Le marquis d'Angosse possédait sur le territoire de la très vaste commune d'Asson (qui ne fut scindée que sous Louis XVI), dans un beau cirque au pied des montagnes, un château entouré d'un joli parc de plus de vingt hectares, avec de superbes allées de hêtres. L'une de ces allées aboutissait à une terrasse surplombant le torrent d'une cinquantaine de mètres : elle existe encore. Cette terrasse dominait la digue, dont le canal et sa chute d'eau actionnaient les machines des forges où l'on fondait et travaillait le minerai de fer de Ferrières : ces forges ne sont plus que des ruines. D'aucuns affirment qu'on y fabriquait beaucoup de pots et marmites en fonte nommés « oules », ce qui expliquerait le nom du quartier de ces fonderies.

De vastes étendues de montagnes appartenaient au marquis, et nul, autre que lui, n'y avait droit de chasse.

Un 8 décembre, il avait chassé du matin au soir avec quelques-uns de ses amis, mais il n'avait pris qu'un blaireau d'un coup de lance, à l'entrée du terrier. Ce blaireau avait saisi un chien de la meute dans ses mâchoires comme dans un étau, et même la mort ne lui avait pas fait lâcher prise. « Cette affaire de mâchoires vous annonce une visite, monsieur le marquis », lui avait dit un de ses amis.

— Eh bien ! puisque le blaireau est jeune et gras nous le mangerons ensemble, et nous réserverons la part du visiteur ... s'il vient !

Le soir le feu flambait dans la grande cheminée de la cuisine du château, et l'un des piqueurs faisait tourner lentement la broche de la rôtissoire.
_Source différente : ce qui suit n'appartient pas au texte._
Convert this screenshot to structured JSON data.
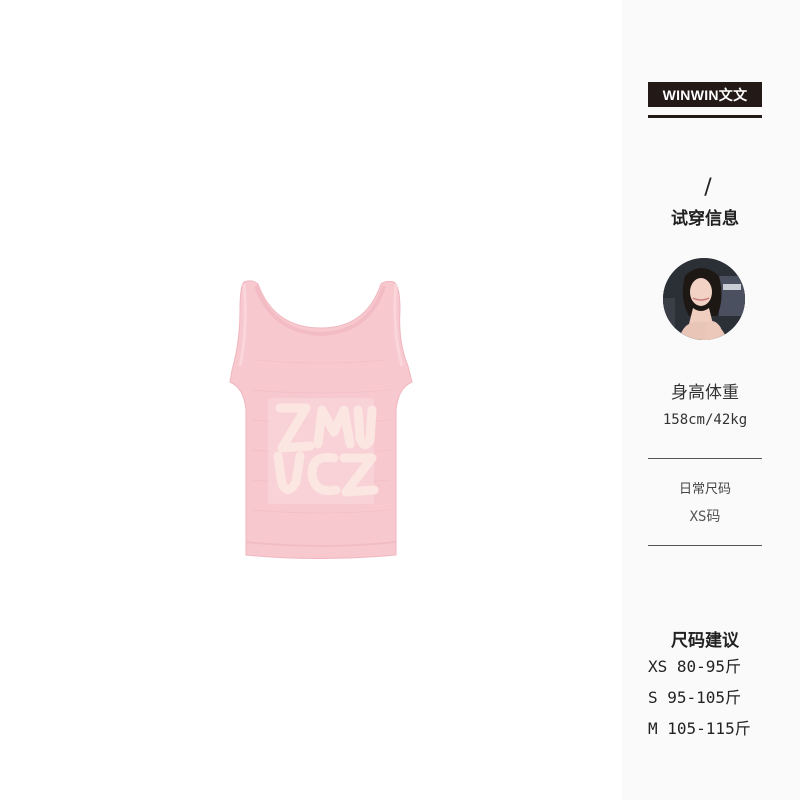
{
  "brand": {
    "name": "WINWIN文文"
  },
  "tryon": {
    "slash": "/",
    "title": "试穿信息",
    "height_weight_label": "身高体重",
    "height_weight_value": "158cm/42kg",
    "usual_size_label": "日常尺码",
    "usual_size_value": "XS码"
  },
  "size_recommendation": {
    "title": "尺码建议",
    "items": [
      "XS 80-95斤",
      "S 95-105斤",
      "M 105-115斤"
    ]
  },
  "product": {
    "logo_text": "ZMUZ"
  },
  "colors": {
    "product": "#f7c9cf",
    "brand_bg": "#231a17",
    "background": "#ffffff"
  }
}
Le blaireau avait été bien farci d'un hachis fait de lard, de jambon, d'œufs et de fines herbes, puis adroitement cousu et ficelé.
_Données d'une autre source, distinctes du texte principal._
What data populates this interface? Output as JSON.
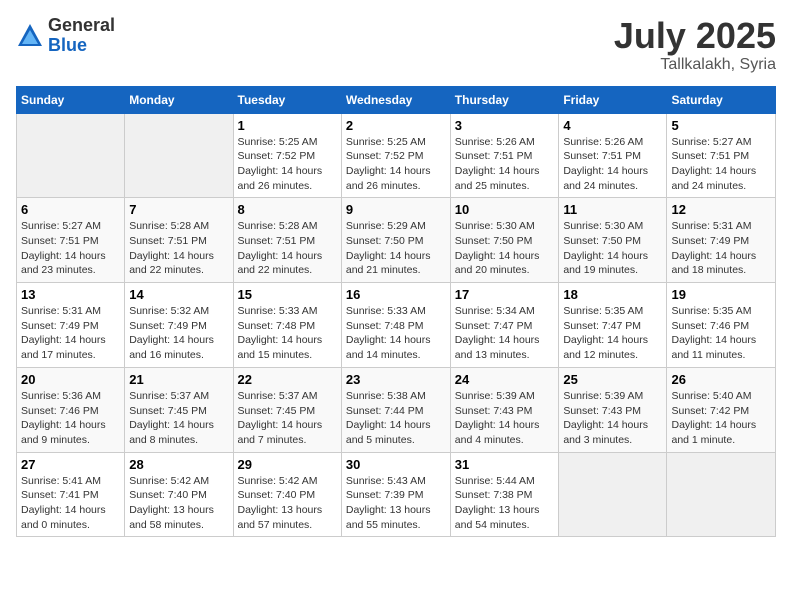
{
  "logo": {
    "general": "General",
    "blue": "Blue"
  },
  "title": {
    "month": "July 2025",
    "location": "Tallkalakh, Syria"
  },
  "calendar": {
    "headers": [
      "Sunday",
      "Monday",
      "Tuesday",
      "Wednesday",
      "Thursday",
      "Friday",
      "Saturday"
    ],
    "weeks": [
      [
        {
          "day": "",
          "sunrise": "",
          "sunset": "",
          "daylight": ""
        },
        {
          "day": "",
          "sunrise": "",
          "sunset": "",
          "daylight": ""
        },
        {
          "day": "1",
          "sunrise": "Sunrise: 5:25 AM",
          "sunset": "Sunset: 7:52 PM",
          "daylight": "Daylight: 14 hours and 26 minutes."
        },
        {
          "day": "2",
          "sunrise": "Sunrise: 5:25 AM",
          "sunset": "Sunset: 7:52 PM",
          "daylight": "Daylight: 14 hours and 26 minutes."
        },
        {
          "day": "3",
          "sunrise": "Sunrise: 5:26 AM",
          "sunset": "Sunset: 7:51 PM",
          "daylight": "Daylight: 14 hours and 25 minutes."
        },
        {
          "day": "4",
          "sunrise": "Sunrise: 5:26 AM",
          "sunset": "Sunset: 7:51 PM",
          "daylight": "Daylight: 14 hours and 24 minutes."
        },
        {
          "day": "5",
          "sunrise": "Sunrise: 5:27 AM",
          "sunset": "Sunset: 7:51 PM",
          "daylight": "Daylight: 14 hours and 24 minutes."
        }
      ],
      [
        {
          "day": "6",
          "sunrise": "Sunrise: 5:27 AM",
          "sunset": "Sunset: 7:51 PM",
          "daylight": "Daylight: 14 hours and 23 minutes."
        },
        {
          "day": "7",
          "sunrise": "Sunrise: 5:28 AM",
          "sunset": "Sunset: 7:51 PM",
          "daylight": "Daylight: 14 hours and 22 minutes."
        },
        {
          "day": "8",
          "sunrise": "Sunrise: 5:28 AM",
          "sunset": "Sunset: 7:51 PM",
          "daylight": "Daylight: 14 hours and 22 minutes."
        },
        {
          "day": "9",
          "sunrise": "Sunrise: 5:29 AM",
          "sunset": "Sunset: 7:50 PM",
          "daylight": "Daylight: 14 hours and 21 minutes."
        },
        {
          "day": "10",
          "sunrise": "Sunrise: 5:30 AM",
          "sunset": "Sunset: 7:50 PM",
          "daylight": "Daylight: 14 hours and 20 minutes."
        },
        {
          "day": "11",
          "sunrise": "Sunrise: 5:30 AM",
          "sunset": "Sunset: 7:50 PM",
          "daylight": "Daylight: 14 hours and 19 minutes."
        },
        {
          "day": "12",
          "sunrise": "Sunrise: 5:31 AM",
          "sunset": "Sunset: 7:49 PM",
          "daylight": "Daylight: 14 hours and 18 minutes."
        }
      ],
      [
        {
          "day": "13",
          "sunrise": "Sunrise: 5:31 AM",
          "sunset": "Sunset: 7:49 PM",
          "daylight": "Daylight: 14 hours and 17 minutes."
        },
        {
          "day": "14",
          "sunrise": "Sunrise: 5:32 AM",
          "sunset": "Sunset: 7:49 PM",
          "daylight": "Daylight: 14 hours and 16 minutes."
        },
        {
          "day": "15",
          "sunrise": "Sunrise: 5:33 AM",
          "sunset": "Sunset: 7:48 PM",
          "daylight": "Daylight: 14 hours and 15 minutes."
        },
        {
          "day": "16",
          "sunrise": "Sunrise: 5:33 AM",
          "sunset": "Sunset: 7:48 PM",
          "daylight": "Daylight: 14 hours and 14 minutes."
        },
        {
          "day": "17",
          "sunrise": "Sunrise: 5:34 AM",
          "sunset": "Sunset: 7:47 PM",
          "daylight": "Daylight: 14 hours and 13 minutes."
        },
        {
          "day": "18",
          "sunrise": "Sunrise: 5:35 AM",
          "sunset": "Sunset: 7:47 PM",
          "daylight": "Daylight: 14 hours and 12 minutes."
        },
        {
          "day": "19",
          "sunrise": "Sunrise: 5:35 AM",
          "sunset": "Sunset: 7:46 PM",
          "daylight": "Daylight: 14 hours and 11 minutes."
        }
      ],
      [
        {
          "day": "20",
          "sunrise": "Sunrise: 5:36 AM",
          "sunset": "Sunset: 7:46 PM",
          "daylight": "Daylight: 14 hours and 9 minutes."
        },
        {
          "day": "21",
          "sunrise": "Sunrise: 5:37 AM",
          "sunset": "Sunset: 7:45 PM",
          "daylight": "Daylight: 14 hours and 8 minutes."
        },
        {
          "day": "22",
          "sunrise": "Sunrise: 5:37 AM",
          "sunset": "Sunset: 7:45 PM",
          "daylight": "Daylight: 14 hours and 7 minutes."
        },
        {
          "day": "23",
          "sunrise": "Sunrise: 5:38 AM",
          "sunset": "Sunset: 7:44 PM",
          "daylight": "Daylight: 14 hours and 5 minutes."
        },
        {
          "day": "24",
          "sunrise": "Sunrise: 5:39 AM",
          "sunset": "Sunset: 7:43 PM",
          "daylight": "Daylight: 14 hours and 4 minutes."
        },
        {
          "day": "25",
          "sunrise": "Sunrise: 5:39 AM",
          "sunset": "Sunset: 7:43 PM",
          "daylight": "Daylight: 14 hours and 3 minutes."
        },
        {
          "day": "26",
          "sunrise": "Sunrise: 5:40 AM",
          "sunset": "Sunset: 7:42 PM",
          "daylight": "Daylight: 14 hours and 1 minute."
        }
      ],
      [
        {
          "day": "27",
          "sunrise": "Sunrise: 5:41 AM",
          "sunset": "Sunset: 7:41 PM",
          "daylight": "Daylight: 14 hours and 0 minutes."
        },
        {
          "day": "28",
          "sunrise": "Sunrise: 5:42 AM",
          "sunset": "Sunset: 7:40 PM",
          "daylight": "Daylight: 13 hours and 58 minutes."
        },
        {
          "day": "29",
          "sunrise": "Sunrise: 5:42 AM",
          "sunset": "Sunset: 7:40 PM",
          "daylight": "Daylight: 13 hours and 57 minutes."
        },
        {
          "day": "30",
          "sunrise": "Sunrise: 5:43 AM",
          "sunset": "Sunset: 7:39 PM",
          "daylight": "Daylight: 13 hours and 55 minutes."
        },
        {
          "day": "31",
          "sunrise": "Sunrise: 5:44 AM",
          "sunset": "Sunset: 7:38 PM",
          "daylight": "Daylight: 13 hours and 54 minutes."
        },
        {
          "day": "",
          "sunrise": "",
          "sunset": "",
          "daylight": ""
        },
        {
          "day": "",
          "sunrise": "",
          "sunset": "",
          "daylight": ""
        }
      ]
    ]
  }
}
Comme il faisait froid et que la cuisine, quoique très grande, était la pièce la mieux chauffée, le marquis avait décidé que la table serait mise devant le grand feu.

La nuit était tombée, et le vent soufflait dans les hêtres de la grande allée. La petite porte de l'ouest fut ouverte par un domestique et le vent apporta le hurlement d'un loup dans le parc. Tous les hommes se dressèrent. « Dommage ! il n'y a pas de lune ! Si c'est le visiteur qui s'annonce, il n'aura même pas les os, dit le marquis. » Puis s'adressant à son grand piqueur : « As-tu soigné et fermé les chiens. Demain matin, gare au bandit ! »

Le vent redoublait et grondait dans la cheminée ; un moment, les flammes furent rabattues sur les lourds landiers et léchèrent le blaireau qui achevait de rôtir.

Quelques instants après, tous les convives étaient à table. Le blaireau fut servi entier par deux domestiques et l'un, tout doucement, enleva la broche.

À cet instant, un bruit, comme un frôlement sur les volets fermés, fit tourner les têtes, et, presque aussitôt, on frappa à la porte.

— Va voir, dit le marquis à son piqueur ; méfie-toi d'une traîtrise d'Aragonais.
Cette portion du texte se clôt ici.